# Anyone Find an Alternative for This Grip for Honda Chute Control?



## orangputeh (Nov 24, 2016)

Looking for a cheaper alternative to this chute grip. Honda charges $8.84 for the grip and $4.42 for the tiny bushing.
There must be something cheaper.

Been looking for bicycle handlebar grips but they are all too big.

I go thru a lot of these but usually get them on parts machines but am all out.

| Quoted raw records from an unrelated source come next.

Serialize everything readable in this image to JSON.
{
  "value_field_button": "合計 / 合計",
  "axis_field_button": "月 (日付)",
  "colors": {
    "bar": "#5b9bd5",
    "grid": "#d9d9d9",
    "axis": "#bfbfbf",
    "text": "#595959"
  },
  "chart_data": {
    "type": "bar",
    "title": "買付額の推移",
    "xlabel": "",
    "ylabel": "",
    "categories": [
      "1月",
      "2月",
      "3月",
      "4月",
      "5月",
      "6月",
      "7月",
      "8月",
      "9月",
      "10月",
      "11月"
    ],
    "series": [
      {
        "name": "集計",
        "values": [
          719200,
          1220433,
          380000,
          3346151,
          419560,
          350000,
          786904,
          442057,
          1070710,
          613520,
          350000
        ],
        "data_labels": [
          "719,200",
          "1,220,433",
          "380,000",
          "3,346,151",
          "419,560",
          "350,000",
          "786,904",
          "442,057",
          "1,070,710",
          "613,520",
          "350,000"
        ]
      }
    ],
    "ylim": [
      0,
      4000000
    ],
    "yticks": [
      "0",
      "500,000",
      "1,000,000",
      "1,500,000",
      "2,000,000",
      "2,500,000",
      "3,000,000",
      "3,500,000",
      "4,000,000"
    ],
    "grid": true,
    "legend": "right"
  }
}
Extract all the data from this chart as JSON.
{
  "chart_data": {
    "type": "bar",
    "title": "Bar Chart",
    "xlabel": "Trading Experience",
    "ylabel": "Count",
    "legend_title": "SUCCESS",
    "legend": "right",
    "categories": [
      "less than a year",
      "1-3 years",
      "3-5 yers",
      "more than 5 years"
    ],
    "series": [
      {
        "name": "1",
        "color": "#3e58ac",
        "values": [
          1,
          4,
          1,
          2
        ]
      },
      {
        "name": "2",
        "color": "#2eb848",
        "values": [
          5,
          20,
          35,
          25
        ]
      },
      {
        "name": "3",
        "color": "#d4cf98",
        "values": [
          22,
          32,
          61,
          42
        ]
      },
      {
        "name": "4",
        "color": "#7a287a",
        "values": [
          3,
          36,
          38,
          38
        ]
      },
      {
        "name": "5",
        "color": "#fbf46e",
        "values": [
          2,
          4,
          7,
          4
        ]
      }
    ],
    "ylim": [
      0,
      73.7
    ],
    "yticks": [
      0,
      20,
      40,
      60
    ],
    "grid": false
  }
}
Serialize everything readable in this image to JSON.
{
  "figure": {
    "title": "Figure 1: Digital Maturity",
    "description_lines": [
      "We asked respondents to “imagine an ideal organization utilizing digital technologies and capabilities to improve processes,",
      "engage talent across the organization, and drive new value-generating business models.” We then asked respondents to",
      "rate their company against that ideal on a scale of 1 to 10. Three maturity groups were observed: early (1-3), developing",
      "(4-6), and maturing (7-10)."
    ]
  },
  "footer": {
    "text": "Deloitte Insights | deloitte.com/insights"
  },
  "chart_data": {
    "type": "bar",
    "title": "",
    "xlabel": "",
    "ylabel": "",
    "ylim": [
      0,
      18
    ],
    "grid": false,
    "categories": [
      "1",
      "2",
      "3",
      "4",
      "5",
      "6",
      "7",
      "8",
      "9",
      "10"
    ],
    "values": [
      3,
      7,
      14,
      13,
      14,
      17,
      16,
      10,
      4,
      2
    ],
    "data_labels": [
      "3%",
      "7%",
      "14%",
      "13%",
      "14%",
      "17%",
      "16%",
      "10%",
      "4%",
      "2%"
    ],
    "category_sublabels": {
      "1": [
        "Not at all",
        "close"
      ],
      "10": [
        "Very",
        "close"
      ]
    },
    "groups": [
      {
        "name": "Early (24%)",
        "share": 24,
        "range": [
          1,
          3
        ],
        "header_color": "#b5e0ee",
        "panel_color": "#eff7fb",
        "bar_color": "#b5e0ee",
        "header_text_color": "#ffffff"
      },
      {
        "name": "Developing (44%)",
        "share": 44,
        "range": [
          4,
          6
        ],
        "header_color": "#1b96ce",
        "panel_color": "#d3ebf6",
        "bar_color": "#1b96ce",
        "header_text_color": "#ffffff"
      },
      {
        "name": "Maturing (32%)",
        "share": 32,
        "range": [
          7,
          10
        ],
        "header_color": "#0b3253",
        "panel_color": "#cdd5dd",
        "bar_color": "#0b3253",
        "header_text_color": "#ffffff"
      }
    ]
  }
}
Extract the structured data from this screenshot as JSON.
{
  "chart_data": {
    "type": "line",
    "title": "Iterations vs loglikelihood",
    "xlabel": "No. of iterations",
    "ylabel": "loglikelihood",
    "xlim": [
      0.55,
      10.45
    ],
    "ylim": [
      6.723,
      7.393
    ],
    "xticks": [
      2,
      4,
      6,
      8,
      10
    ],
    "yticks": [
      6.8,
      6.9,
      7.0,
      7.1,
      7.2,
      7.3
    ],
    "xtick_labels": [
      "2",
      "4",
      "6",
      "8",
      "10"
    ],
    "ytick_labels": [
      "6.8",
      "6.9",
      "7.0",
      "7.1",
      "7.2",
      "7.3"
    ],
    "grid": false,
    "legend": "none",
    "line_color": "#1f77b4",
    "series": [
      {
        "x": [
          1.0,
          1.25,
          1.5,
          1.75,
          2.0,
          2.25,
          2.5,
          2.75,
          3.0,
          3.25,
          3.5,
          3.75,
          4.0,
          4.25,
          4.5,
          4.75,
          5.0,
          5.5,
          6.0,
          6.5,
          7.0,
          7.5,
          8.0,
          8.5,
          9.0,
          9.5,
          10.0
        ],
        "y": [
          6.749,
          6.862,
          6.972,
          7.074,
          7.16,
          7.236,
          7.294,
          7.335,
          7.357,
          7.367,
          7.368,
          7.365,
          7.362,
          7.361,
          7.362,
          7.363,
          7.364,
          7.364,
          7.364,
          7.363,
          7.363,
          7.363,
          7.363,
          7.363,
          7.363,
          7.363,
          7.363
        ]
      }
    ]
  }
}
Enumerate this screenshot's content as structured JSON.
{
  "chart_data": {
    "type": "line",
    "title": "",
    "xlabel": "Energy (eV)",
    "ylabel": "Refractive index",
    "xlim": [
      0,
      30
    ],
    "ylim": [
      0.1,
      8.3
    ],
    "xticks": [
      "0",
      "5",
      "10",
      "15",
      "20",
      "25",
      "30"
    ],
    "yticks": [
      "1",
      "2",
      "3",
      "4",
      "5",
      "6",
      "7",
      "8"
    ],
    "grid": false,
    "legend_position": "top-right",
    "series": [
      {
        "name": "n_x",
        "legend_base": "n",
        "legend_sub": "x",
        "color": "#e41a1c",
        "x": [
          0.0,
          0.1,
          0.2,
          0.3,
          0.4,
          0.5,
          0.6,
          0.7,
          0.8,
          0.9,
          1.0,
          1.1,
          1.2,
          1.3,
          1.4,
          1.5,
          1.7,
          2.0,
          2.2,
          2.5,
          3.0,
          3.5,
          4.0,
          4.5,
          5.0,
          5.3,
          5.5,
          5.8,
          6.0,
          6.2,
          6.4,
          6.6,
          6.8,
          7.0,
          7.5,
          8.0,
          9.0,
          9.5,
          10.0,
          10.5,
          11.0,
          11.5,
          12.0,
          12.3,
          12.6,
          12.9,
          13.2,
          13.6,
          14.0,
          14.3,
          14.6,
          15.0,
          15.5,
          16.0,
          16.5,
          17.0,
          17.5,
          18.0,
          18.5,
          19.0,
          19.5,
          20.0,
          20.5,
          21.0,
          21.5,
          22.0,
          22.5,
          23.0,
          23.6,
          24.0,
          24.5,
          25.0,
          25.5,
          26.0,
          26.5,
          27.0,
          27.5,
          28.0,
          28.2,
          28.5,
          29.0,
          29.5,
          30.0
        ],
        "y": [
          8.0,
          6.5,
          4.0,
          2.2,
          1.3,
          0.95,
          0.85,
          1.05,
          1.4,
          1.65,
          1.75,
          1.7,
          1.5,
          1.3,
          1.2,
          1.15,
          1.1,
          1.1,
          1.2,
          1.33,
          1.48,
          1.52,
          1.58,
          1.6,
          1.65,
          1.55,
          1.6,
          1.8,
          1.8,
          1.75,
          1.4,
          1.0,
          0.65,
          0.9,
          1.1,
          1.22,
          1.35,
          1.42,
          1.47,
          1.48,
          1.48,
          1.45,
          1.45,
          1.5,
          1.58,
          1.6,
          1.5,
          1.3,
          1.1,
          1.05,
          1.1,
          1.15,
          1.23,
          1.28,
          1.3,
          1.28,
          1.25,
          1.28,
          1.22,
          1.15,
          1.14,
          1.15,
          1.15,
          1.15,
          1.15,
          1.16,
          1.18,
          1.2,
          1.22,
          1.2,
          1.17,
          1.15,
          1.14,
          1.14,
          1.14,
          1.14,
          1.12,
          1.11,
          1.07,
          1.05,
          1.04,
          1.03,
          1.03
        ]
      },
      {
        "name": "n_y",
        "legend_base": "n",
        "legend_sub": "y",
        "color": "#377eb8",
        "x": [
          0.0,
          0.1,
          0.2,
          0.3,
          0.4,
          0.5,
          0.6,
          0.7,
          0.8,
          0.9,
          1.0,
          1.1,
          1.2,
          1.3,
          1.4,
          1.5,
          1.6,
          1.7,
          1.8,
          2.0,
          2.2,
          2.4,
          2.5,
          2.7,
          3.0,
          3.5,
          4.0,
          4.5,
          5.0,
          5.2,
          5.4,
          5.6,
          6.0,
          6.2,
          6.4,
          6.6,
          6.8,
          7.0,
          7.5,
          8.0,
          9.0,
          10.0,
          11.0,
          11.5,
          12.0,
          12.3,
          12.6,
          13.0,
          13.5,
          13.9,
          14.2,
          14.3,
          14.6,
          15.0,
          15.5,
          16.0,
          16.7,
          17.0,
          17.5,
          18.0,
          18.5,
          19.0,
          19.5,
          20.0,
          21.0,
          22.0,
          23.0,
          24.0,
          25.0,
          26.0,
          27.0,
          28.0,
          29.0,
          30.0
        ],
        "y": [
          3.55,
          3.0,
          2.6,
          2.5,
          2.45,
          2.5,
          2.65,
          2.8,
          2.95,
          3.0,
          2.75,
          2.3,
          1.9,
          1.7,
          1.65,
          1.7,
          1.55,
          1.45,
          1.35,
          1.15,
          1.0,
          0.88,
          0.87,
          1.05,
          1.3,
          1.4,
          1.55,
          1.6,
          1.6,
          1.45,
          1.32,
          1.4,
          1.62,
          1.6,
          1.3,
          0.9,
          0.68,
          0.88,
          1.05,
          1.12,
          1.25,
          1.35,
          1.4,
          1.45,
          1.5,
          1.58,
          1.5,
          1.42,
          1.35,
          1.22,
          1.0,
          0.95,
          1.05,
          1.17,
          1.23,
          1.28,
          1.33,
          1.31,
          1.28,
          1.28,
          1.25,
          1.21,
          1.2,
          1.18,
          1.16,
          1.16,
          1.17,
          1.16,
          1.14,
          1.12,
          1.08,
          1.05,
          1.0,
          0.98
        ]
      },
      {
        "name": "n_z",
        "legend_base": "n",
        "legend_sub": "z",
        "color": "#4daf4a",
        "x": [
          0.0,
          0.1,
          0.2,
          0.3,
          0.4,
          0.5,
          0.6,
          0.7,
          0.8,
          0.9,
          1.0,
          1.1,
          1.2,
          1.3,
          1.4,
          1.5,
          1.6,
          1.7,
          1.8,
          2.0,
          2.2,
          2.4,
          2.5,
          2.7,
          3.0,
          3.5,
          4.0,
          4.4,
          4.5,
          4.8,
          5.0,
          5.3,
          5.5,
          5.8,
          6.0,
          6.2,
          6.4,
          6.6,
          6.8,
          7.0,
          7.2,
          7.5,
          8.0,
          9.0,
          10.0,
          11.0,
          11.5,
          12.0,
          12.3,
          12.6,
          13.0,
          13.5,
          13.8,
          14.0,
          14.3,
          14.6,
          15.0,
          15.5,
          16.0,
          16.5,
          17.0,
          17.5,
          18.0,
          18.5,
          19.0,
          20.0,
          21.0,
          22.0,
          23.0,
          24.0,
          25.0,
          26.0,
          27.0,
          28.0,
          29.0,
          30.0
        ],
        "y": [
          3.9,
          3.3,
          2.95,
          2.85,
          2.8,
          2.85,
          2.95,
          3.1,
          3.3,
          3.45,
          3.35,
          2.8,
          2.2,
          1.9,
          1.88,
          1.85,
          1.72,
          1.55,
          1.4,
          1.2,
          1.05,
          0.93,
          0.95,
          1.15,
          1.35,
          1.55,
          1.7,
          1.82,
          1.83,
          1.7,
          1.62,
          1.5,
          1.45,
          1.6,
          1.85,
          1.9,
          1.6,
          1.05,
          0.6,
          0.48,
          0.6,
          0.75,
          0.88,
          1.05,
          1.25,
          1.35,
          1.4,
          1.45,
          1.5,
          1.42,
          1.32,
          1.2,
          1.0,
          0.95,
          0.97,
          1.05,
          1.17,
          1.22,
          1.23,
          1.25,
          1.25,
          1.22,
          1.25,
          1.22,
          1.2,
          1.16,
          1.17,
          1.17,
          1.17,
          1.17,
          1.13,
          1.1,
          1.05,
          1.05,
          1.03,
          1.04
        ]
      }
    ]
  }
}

appreciate any help /suggestions.

thanks.


----------



## Oneacer (Jan 3, 2011)

I have drilled out wooden dowels and I have also used thick wall CVP pipe for chute control handles.


----------



## rwh963 (Nov 21, 2019)

i suggest you spend $13 and get it from honda! gotta support the good companies....


----------



## orangputeh (Nov 24, 2016)

rwh963 said:


> i suggest you spend $13 and get it from honda! gotta support the good companies....


kidding right?

last year I went thru between 20 and 30. This is a NUTTY price for this.

Anyway , I figured out to use bicycle handle grip tape. 4 rolls of 6 feet for $8.99. That will do about 24 chute handles.


----------



## tabora (Mar 1, 2017)

orangputeh said:


> I figured out to use bicycle handle grip tape.


But it doesn't spin...


----------



## orangputeh (Nov 24, 2016)

tabora said:


> But it doesn't spin...


helps you get a grip. i refuse to spend 13 bucks for that POS.


----------



## rwh963 (Nov 21, 2019)

do you even need it? my old ariens doesn't have anything but a bare metal rod.


----------



## deezlfan (Nov 8, 2017)

The spindles left over from cash register paper work pretty good.


----------



## Yanmar Ronin (Jan 31, 2015)

I highly suspect the local home center has something on the shelf... a pole end, a chair leg/floor protector... something.

I have used handlebar wrap on mowers and such... not so bad but all you want is a handle to grab...?


----------